News from the world of food and wine that you might have missed this week
- Wolfgang Puck joins Top Chef judging panel.
- If you think molecular gastronomy is really progressive or just weird, it looks positively conservative when compared to the 1932 book on cooking by the Italian futurist (and fascist) Filippo Tommaso Marinetti. One recommendation was to ban pasta to be replaced by roast chicken using ball bearings as seasoning.
- Hooters—family style. The new CEO wants to appeal to women by “freshening up the menu” and adding more lighting. I don’t think the menu is the issue.
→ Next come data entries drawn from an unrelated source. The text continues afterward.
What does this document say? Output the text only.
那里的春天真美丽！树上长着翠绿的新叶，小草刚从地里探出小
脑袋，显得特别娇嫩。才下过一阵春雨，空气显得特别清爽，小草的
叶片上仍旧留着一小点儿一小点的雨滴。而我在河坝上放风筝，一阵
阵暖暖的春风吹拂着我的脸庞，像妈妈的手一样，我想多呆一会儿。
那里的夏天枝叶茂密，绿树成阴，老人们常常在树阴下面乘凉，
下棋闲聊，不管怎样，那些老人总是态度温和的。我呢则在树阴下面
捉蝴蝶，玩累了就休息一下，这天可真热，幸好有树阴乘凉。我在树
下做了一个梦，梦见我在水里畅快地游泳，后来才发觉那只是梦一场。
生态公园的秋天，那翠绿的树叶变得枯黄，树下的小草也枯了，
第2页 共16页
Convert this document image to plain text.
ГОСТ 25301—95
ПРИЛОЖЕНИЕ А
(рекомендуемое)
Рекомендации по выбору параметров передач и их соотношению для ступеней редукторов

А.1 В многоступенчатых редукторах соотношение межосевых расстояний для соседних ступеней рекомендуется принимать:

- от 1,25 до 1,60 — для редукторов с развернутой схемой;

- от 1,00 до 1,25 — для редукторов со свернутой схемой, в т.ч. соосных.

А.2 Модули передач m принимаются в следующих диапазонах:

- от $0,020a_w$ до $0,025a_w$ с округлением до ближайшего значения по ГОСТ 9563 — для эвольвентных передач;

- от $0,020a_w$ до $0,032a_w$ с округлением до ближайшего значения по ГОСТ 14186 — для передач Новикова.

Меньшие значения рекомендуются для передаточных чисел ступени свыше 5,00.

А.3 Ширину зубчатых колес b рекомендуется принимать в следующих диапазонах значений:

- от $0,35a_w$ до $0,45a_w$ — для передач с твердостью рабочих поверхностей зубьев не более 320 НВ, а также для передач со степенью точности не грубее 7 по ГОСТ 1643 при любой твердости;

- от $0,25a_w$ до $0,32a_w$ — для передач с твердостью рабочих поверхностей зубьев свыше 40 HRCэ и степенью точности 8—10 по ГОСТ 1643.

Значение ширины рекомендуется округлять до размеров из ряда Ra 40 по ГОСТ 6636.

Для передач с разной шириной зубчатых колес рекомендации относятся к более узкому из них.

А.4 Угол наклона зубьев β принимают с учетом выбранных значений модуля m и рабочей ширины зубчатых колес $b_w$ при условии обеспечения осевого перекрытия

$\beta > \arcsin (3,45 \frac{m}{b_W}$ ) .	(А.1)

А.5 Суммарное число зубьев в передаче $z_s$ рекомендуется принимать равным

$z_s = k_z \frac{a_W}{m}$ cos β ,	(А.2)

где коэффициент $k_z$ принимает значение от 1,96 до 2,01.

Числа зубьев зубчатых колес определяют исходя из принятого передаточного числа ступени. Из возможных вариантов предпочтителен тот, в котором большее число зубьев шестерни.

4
- Our stupid policy of mandating a percentage of the corn crop be used to make ethanol to feed cars is raising corn prices and distorting markets around the world especially in bad harvest years. In the U.S. this is just a subsidy for wealthy farmers.
- The Amateur Gourmet rants about communal tables in restaurants. What. You don’t want to share dinner with a loudmouth telling bad jokes or a couple initiating their divorce? How unsociable!
- An article on tip creep. No, not the waiter pretending to be your BFF. Apparently, some New York waiters are expecting 25%
- The trials and tribulations of bill splitting in restaurants. Or a primer on how you can punk your friends if they’re light eaters or drinkers.
- A new seasoning for risotto. Substantial amounts of arsenic found in rice (and chicken)
- An interesting take on the future of California wine from Steve Heimoff. The short version—Central Coast is where the action is, but California’s market share will decline.
- Want to know the fastest growing wine varieties in CA? Pinot, Chardonnay, and Cab head the list which shows that wine drinkers are not becoming more adventurous. The surprise is the growth in pinot gris, most of it inferior to the real stuff from Alsace.